Zugleich bildeten diese beiden Vorträge ein frühneuzeitliches Gegengewicht zu den anderen sehr zeitgeschichtlich orientierten Präsentationen. Spannend bleibt die Frage, ob sich die theoretischen Herangehensweisen auch austauschen und fruchtbar machen ließen – etwa Erinnerungskultur und das Miteinander von Sprachgruppen für das Mittelalter und die Frühe Neuzeit zu untersuchen sowie nach Wissenszirkulation im 20. Jahrhundert und der symbolischen Kommunikation in den Weltkriegen zu fragen. Oder macht es gerade einen Aspekt von Erinnerungskultur aus, dass sie brisant und daher sehr gegenwärtig sein muss, um interessant zu sein und sind die Weltkriege vielleicht noch zu nah, um sie auf eine symbolische Dimension zu reduzieren? Der Forschung würde die zeitliche Ausweitung der Perspektiven jedenfalls guttun.

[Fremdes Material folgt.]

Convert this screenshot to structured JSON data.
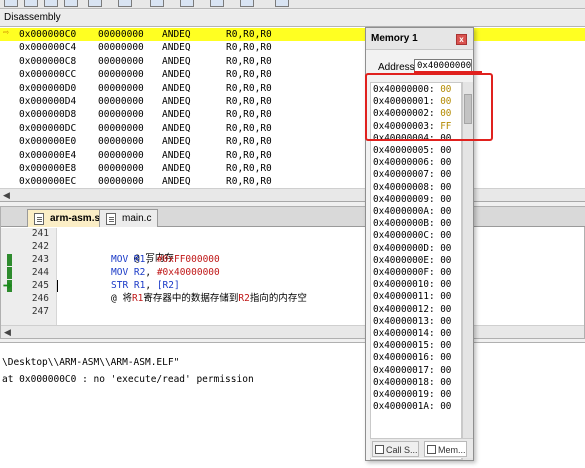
{
  "disassembly": {
    "title": "Disassembly",
    "rows": [
      {
        "addr": "0x000000C0",
        "hex": "00000000",
        "mnemonic": "ANDEQ",
        "operands": "R0,R0,R0",
        "current": true
      },
      {
        "addr": "0x000000C4",
        "hex": "00000000",
        "mnemonic": "ANDEQ",
        "operands": "R0,R0,R0"
      },
      {
        "addr": "0x000000C8",
        "hex": "00000000",
        "mnemonic": "ANDEQ",
        "operands": "R0,R0,R0"
      },
      {
        "addr": "0x000000CC",
        "hex": "00000000",
        "mnemonic": "ANDEQ",
        "operands": "R0,R0,R0"
      },
      {
        "addr": "0x000000D0",
        "hex": "00000000",
        "mnemonic": "ANDEQ",
        "operands": "R0,R0,R0"
      },
      {
        "addr": "0x000000D4",
        "hex": "00000000",
        "mnemonic": "ANDEQ",
        "operands": "R0,R0,R0"
      },
      {
        "addr": "0x000000D8",
        "hex": "00000000",
        "mnemonic": "ANDEQ",
        "operands": "R0,R0,R0"
      },
      {
        "addr": "0x000000DC",
        "hex": "00000000",
        "mnemonic": "ANDEQ",
        "operands": "R0,R0,R0"
      },
      {
        "addr": "0x000000E0",
        "hex": "00000000",
        "mnemonic": "ANDEQ",
        "operands": "R0,R0,R0"
      },
      {
        "addr": "0x000000E4",
        "hex": "00000000",
        "mnemonic": "ANDEQ",
        "operands": "R0,R0,R0"
      },
      {
        "addr": "0x000000E8",
        "hex": "00000000",
        "mnemonic": "ANDEQ",
        "operands": "R0,R0,R0"
      },
      {
        "addr": "0x000000EC",
        "hex": "00000000",
        "mnemonic": "ANDEQ",
        "operands": "R0,R0,R0"
      }
    ]
  },
  "editor": {
    "tabs": [
      {
        "label": "arm-asm.s",
        "active": true
      },
      {
        "label": "main.c",
        "active": false
      }
    ],
    "line_numbers": [
      "241",
      "242",
      "243",
      "244",
      "245",
      "246",
      "247"
    ],
    "current_line": "245",
    "code": {
      "l242": "@ 写内存",
      "l243_kw": "MOV",
      "l243_reg": "R1",
      "l243_num": "#0xFF000000",
      "l244_kw": "MOV",
      "l244_reg": "R2",
      "l244_num": "#0x40000000",
      "l245_kw": "STR",
      "l245_reg": "R1",
      "l245_op": "[R2]",
      "l246_a": "@ 将",
      "l246_r1": "R1",
      "l246_b": "寄存器中的数据存储到",
      "l246_r2": "R2",
      "l246_c": "指向的内存空"
    }
  },
  "output": {
    "lines": [
      "\\Desktop\\\\ARM-ASM\\\\ARM-ASM.ELF\"",
      "at 0x000000C0 : no 'execute/read' permission"
    ]
  },
  "memory": {
    "title": "Memory 1",
    "close_label": "x",
    "address_label": "Address:",
    "address_value": "0x40000000",
    "rows": [
      {
        "addr": "0x40000000:",
        "val": "00"
      },
      {
        "addr": "0x40000001:",
        "val": "00"
      },
      {
        "addr": "0x40000002:",
        "val": "00"
      },
      {
        "addr": "0x40000003:",
        "val": "FF"
      },
      {
        "addr": "0x40000004:",
        "val": "00"
      },
      {
        "addr": "0x40000005:",
        "val": "00"
      },
      {
        "addr": "0x40000006:",
        "val": "00"
      },
      {
        "addr": "0x40000007:",
        "val": "00"
      },
      {
        "addr": "0x40000008:",
        "val": "00"
      },
      {
        "addr": "0x40000009:",
        "val": "00"
      },
      {
        "addr": "0x4000000A:",
        "val": "00"
      },
      {
        "addr": "0x4000000B:",
        "val": "00"
      },
      {
        "addr": "0x4000000C:",
        "val": "00"
      },
      {
        "addr": "0x4000000D:",
        "val": "00"
      },
      {
        "addr": "0x4000000E:",
        "val": "00"
      },
      {
        "addr": "0x4000000F:",
        "val": "00"
      },
      {
        "addr": "0x40000010:",
        "val": "00"
      },
      {
        "addr": "0x40000011:",
        "val": "00"
      },
      {
        "addr": "0x40000012:",
        "val": "00"
      },
      {
        "addr": "0x40000013:",
        "val": "00"
      },
      {
        "addr": "0x40000014:",
        "val": "00"
      },
      {
        "addr": "0x40000015:",
        "val": "00"
      },
      {
        "addr": "0x40000016:",
        "val": "00"
      },
      {
        "addr": "0x40000017:",
        "val": "00"
      },
      {
        "addr": "0x40000018:",
        "val": "00"
      },
      {
        "addr": "0x40000019:",
        "val": "00"
      },
      {
        "addr": "0x4000001A:",
        "val": "00"
      }
    ],
    "bottom_tabs": [
      {
        "label": "Call S...",
        "active": false
      },
      {
        "label": "Mem...",
        "active": true
      }
    ]
  },
  "colors": {
    "current_line": "#ffff22",
    "annotation": "#e0211e",
    "mem_changed": "#b38a00",
    "keyword": "#1a3ac7",
    "number": "#c01818"
  }
}
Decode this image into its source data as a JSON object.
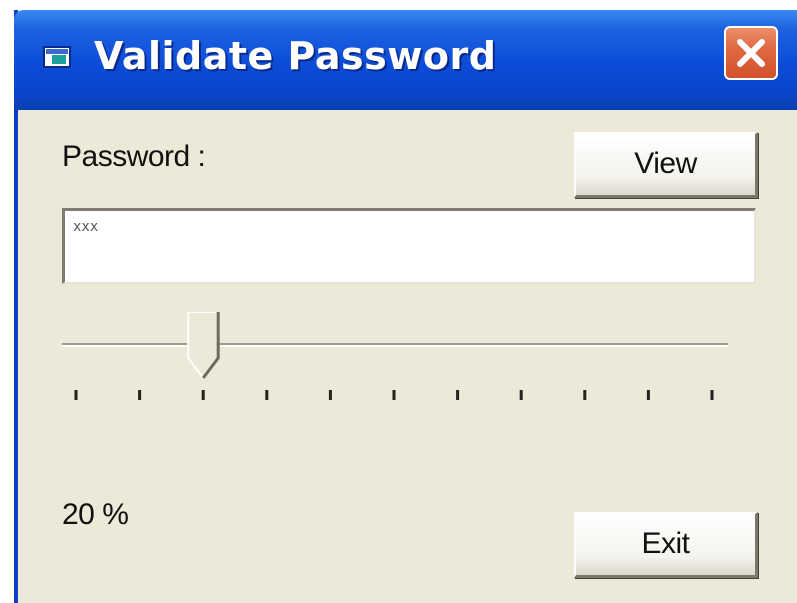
{
  "window": {
    "title": "Validate Password"
  },
  "form": {
    "password_label": "Password :",
    "password_value": "xxx",
    "view_button_label": "View",
    "exit_button_label": "Exit",
    "strength_text": "20 %"
  },
  "slider": {
    "value_percent": 20,
    "min": 0,
    "max": 100,
    "tick_count": 11
  },
  "colors": {
    "titlebar": "#0b4cd8",
    "close_button": "#e06a43",
    "window_background": "#ece9d8"
  },
  "icons": {
    "app": "window-app-icon",
    "close": "close-icon"
  }
}
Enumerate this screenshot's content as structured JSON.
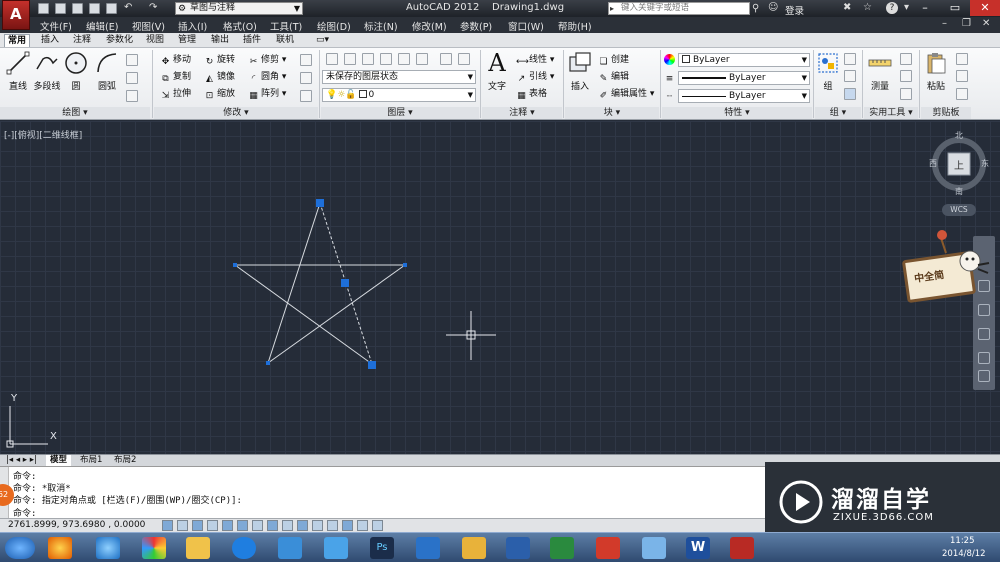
{
  "titlebar": {
    "workspace": "草图与注释",
    "app_name": "AutoCAD 2012",
    "document": "Drawing1.dwg",
    "search_placeholder": "键入关键字或短语",
    "login": "登录"
  },
  "menubar": {
    "items": [
      "文件(F)",
      "编辑(E)",
      "视图(V)",
      "插入(I)",
      "格式(O)",
      "工具(T)",
      "绘图(D)",
      "标注(N)",
      "修改(M)",
      "参数(P)",
      "窗口(W)",
      "帮助(H)"
    ]
  },
  "ribbon_tabs": [
    "常用",
    "插入",
    "注释",
    "参数化",
    "视图",
    "管理",
    "输出",
    "插件",
    "联机"
  ],
  "ribbon": {
    "draw": {
      "title": "绘图",
      "line": "直线",
      "polyline": "多段线",
      "circle": "圆",
      "arc": "圆弧"
    },
    "modify": {
      "title": "修改",
      "move": "移动",
      "rotate": "旋转",
      "trim": "修剪",
      "copy": "复制",
      "mirror": "镜像",
      "fillet": "圆角",
      "stretch": "拉伸",
      "scale": "缩放",
      "array": "阵列"
    },
    "layers": {
      "title": "图层",
      "layer_state": "未保存的图层状态",
      "current_layer": "0"
    },
    "annotation": {
      "title": "注释",
      "text": "文字",
      "linear": "线性",
      "leader": "引线",
      "table": "表格"
    },
    "block": {
      "title": "块",
      "insert": "插入",
      "create": "创建",
      "edit": "编辑",
      "edit_attributes": "编辑属性"
    },
    "properties": {
      "title": "特性",
      "color": "ByLayer",
      "linetype": "ByLayer",
      "lineweight": "ByLayer"
    },
    "groups": {
      "title": "组",
      "group": "组"
    },
    "utilities": {
      "title": "实用工具",
      "measure": "测量"
    },
    "clipboard": {
      "title": "剪贴板",
      "paste": "粘贴"
    }
  },
  "viewport": {
    "label": "[-][俯视][二维线框]"
  },
  "navcube": {
    "north": "北",
    "south": "南",
    "east": "东",
    "west": "西",
    "top": "上",
    "wcs": "WCS"
  },
  "sign": {
    "text": "中全简"
  },
  "layout_tabs": [
    "模型",
    "布局1",
    "布局2"
  ],
  "command_history": [
    "命令:",
    "命令: *取消*",
    "命令: 指定对角点或 [栏选(F)/圈围(WP)/圈交(CP)]:",
    "命令:"
  ],
  "command_badge": "62",
  "status": {
    "coordinates": "2761.8999, 973.6980 , 0.0000"
  },
  "watermark": {
    "title": "溜溜自学",
    "url": "ZIXUE.3D66.COM"
  },
  "taskbar": {
    "time": "11:25",
    "date": "2014/8/12"
  },
  "colors": {
    "canvas": "#252c38",
    "grid": "#2f3746",
    "grip": "#1e6fd9",
    "title_bar": "#2b3038"
  }
}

Text: Prof. Dr. Ellinor Forster, Universität Innsbruck
Fotos: Jacek Jankowski

Hinweis: Das komplette Programm des Kolloquiums mit allen seinen Themen und Teilnehmern finden Sie hier.

Das nächste Schlesien-Kolloquium wird am 27.-28. Oktober 2023 im Oberschlesischen Landesmuseum in Ratingen stattfinden. Anmeldungen (mit einem Lebenslauf und Exposé) sind laufend möglich unter abormann@schlesisches-museum.de (Niederschlesien) oder skrabania@oslm.de (Oberschlesien).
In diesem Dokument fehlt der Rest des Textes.